Yaris Low Coolant Temp Problem!



Hi there all. Before someone says “normal” I know the low temp light is supposed to come on until the car reaches normal operating temp :slight_smile:

My problem is really strange and my mechanic and I are both perplexed. I have a 2008 Yaris automatic sedan with 98K miles on it.

The symptoms:

After driving for quite a while (30 minutes or more at times) the low temp light will come on… and sometimes goes right out… and sometimes goes on for a while.

If the check engine light isn’t already on - it will eventually go on.

Sometimes with the low temp light is on - it will race the engine (just straight high rev) OR it will pulse the engine (like I am pumping the gas peddle) OR it will not let the car shift into high gear (rare). Remember… all of this happens after the car has been running for while so it warmed up.

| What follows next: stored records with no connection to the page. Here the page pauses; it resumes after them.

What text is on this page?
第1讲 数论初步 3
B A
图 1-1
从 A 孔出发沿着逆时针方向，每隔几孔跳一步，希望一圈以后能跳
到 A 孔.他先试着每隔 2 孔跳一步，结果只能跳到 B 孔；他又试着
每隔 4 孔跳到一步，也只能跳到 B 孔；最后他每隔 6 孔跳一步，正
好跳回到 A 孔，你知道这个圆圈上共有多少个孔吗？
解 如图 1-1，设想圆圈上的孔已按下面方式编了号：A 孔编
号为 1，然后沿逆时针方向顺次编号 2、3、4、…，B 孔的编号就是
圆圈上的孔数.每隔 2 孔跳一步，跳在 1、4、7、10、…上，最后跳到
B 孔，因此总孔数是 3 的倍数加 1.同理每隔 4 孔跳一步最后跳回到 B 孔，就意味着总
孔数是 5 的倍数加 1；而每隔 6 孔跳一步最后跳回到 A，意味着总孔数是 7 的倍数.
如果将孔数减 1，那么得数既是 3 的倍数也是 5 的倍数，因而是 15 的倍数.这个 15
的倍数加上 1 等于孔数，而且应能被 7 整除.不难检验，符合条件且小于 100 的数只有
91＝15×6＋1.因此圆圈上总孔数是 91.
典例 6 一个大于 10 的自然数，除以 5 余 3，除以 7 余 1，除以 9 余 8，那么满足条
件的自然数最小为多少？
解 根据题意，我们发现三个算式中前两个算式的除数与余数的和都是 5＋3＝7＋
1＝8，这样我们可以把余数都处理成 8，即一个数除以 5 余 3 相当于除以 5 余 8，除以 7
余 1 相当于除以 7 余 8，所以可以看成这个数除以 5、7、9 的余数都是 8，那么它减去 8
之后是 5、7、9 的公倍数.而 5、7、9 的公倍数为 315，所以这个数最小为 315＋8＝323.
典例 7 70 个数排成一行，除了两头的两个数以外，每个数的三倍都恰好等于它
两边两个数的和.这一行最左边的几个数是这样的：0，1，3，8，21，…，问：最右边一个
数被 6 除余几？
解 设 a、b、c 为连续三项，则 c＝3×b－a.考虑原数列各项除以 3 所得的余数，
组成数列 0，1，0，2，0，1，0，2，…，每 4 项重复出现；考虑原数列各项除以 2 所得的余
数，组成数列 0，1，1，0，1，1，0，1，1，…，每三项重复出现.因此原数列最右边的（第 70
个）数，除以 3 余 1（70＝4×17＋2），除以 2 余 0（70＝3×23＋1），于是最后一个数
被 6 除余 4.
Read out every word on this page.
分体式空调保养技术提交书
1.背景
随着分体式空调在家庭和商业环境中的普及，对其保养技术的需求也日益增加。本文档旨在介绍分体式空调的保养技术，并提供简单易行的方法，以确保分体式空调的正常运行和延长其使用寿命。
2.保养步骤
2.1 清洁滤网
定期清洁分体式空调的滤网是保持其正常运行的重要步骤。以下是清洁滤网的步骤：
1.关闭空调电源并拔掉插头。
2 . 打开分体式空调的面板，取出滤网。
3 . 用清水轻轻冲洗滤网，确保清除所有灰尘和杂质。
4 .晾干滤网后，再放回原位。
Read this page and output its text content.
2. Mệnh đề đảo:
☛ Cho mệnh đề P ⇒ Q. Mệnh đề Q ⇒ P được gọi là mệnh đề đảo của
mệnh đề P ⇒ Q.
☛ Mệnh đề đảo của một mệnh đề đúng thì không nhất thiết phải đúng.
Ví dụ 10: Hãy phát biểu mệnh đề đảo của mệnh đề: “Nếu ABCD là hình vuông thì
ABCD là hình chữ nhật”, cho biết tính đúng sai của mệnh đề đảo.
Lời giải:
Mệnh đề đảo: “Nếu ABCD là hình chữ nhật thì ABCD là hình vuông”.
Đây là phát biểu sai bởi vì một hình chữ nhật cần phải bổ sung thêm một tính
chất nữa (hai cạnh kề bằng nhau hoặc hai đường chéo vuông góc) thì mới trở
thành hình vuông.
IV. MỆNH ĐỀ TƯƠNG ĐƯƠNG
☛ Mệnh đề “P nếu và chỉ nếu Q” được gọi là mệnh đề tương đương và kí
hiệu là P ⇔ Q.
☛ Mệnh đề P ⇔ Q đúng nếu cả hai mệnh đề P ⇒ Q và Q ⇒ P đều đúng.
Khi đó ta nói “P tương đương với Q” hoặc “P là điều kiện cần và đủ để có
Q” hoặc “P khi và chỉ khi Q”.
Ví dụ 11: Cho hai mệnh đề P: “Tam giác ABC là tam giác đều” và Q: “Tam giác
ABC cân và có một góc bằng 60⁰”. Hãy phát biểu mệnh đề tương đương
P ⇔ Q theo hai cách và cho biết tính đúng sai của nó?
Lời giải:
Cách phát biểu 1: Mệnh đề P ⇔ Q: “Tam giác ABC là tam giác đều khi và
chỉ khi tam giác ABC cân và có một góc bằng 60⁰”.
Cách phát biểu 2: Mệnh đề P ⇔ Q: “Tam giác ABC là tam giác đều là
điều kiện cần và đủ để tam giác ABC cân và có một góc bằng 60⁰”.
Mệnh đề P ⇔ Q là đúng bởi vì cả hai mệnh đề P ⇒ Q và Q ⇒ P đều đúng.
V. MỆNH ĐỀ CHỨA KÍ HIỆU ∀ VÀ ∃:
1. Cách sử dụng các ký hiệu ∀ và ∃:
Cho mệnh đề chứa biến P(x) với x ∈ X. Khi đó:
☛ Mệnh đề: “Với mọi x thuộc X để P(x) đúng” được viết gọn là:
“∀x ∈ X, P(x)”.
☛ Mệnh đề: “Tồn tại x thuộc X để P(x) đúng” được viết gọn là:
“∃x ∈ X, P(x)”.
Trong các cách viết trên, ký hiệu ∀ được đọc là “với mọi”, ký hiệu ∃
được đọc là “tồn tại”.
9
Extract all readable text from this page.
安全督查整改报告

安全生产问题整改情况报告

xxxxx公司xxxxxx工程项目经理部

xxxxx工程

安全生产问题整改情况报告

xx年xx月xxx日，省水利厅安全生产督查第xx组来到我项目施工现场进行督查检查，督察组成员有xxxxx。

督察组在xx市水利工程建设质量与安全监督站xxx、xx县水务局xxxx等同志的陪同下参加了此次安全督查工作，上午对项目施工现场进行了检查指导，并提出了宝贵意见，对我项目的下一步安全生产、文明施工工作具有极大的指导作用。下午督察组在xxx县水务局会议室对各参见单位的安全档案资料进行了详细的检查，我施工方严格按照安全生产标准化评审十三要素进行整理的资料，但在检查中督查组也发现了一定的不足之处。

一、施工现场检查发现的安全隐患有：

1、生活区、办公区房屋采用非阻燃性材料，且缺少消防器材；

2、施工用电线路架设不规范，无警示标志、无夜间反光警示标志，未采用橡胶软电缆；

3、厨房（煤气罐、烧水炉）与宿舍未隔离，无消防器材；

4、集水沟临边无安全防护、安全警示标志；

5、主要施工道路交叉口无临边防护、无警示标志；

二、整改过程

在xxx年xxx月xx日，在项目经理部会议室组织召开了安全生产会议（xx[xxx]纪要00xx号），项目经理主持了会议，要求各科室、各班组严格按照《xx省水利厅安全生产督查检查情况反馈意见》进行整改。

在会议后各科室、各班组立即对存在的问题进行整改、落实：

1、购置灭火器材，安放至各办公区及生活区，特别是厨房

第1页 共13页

What we’ve tried (over a 4 week period now):

The error code indicates to replace the thermostat - so we’ve replaced it… twice
We’ve replaced the actual low temp sensor
We’ve checked the wiring between the sensors and the computer - wiring does not appear to have a short
Last week we replaced the computer (thank GOD with a used one (200.00)…because the same problem still exists with a replaced computer… a new one would have cost 800 - 900 dollars).

What the mechanic says now:
Might be an air conditioning thing running the fan too long?

Can you really run a fan so long it will drop the car temp back to below the low range operating temperature while driving on a highway? That seems pretty unlikely to me…

Has anyone seen this? Does anyone have any ideas what we should try next? If it were just a flickering light, I wouldn’t be so concerned… but because it revs the engine (even when I am at a stop light and I have to push the brake harder so it won’t start moving) and it sometimes wont shift into high gear… it’s concerning from a safety perspective.

Please Help!


“If the check engine light isn’t already on - it will eventually go on.”

Do you know if any DTCs are set when this happens and can you tell us specifically what the code(s) is / are ?



Have Your mechanic Take A Look At A 2007 - 2008 Toyota Yaris 4-Page TSB (Technical Service Bulletin) T-SB-0344-08, Written For Their Technicians.

See if it looks like your car needs a new improved Engine Wire Harness. You’ll need to check your car’s VIN against the bulletin.

Possible codes that will result from a faulty harness are P010_, P0121, P0125, P0172, P035_, P2237, or P2238.

That PO125 - “Insufficient Coolant Temperature for Closed Loop Fuel Control” is the one that caught my eye.


Take a look at this forum. I wasn’t logged in so I couldn’t open their copy of this bulletin that’s posted here, but maybe you could log in and scroll down and find it and have a look yourself.

This could be your problem or possibly it’s not it. Check it out with your mechanic.

Hope this helps.



Next time the low temp light comes on pull over and see if the cooling fan is running.
What does the temp gauge on the dash (does it have one?) read when the light comes on?


I have a similar problem going on with my '03 Camry. Except, it doesn’t have a separate sensor for low temp. It has a temp switch and a temp sender. To the best of my knowledge, the switch is used for over temp fail-safe and the sender is used to measure engine temp for the gauge and ECM. The specific code eludes me now but in effect, it says the coolant temp is below regulating temperature. It is a timed test that after some period of running, if the temp sender does not measure and report a value that exceeds the expected value for a 180 degree thermostat, it sets a code.

I bought a sender and thermostat but haven’t yet replaced them. Both were relatively cheap insurance. The other possibility is that there is an air bubble in the system. If the sensor probe is not immersed in coolant, it won’t read properly and will likely appear too cool compared to the coolant.

After all your mechanic has done, I would try to make sure you have burped the system properly to insure there isn’t trapped air causing an incorrect reading. As a final note, when looking up parts, I noticed they sell an OEM temperature thermostat at 180 degrees and also 170 degree thermostats. Why a 170 is offered, I do not know but there’s a good chance if you installed one (by mistake?), it might read too low for the computer setting and continue to generate the code even though you replaced a worn out t-stat with a new one.


Thanks CSA I’ll check with my mechanic.

Circuitsmith - no temp guage on dash (that would be awesome wouldn’t it? :slight_smile: )


Twin Turbo -

Good thought on the thermostats - I’ll check. The problem is, the issue was happening before I replaced the thermostat… so while, I imagine the symptoms would be similar, it would seem to be a pretty amazing coincidence that the syptom would look exactly the same if he installed the wrong one (my mechanic did the work).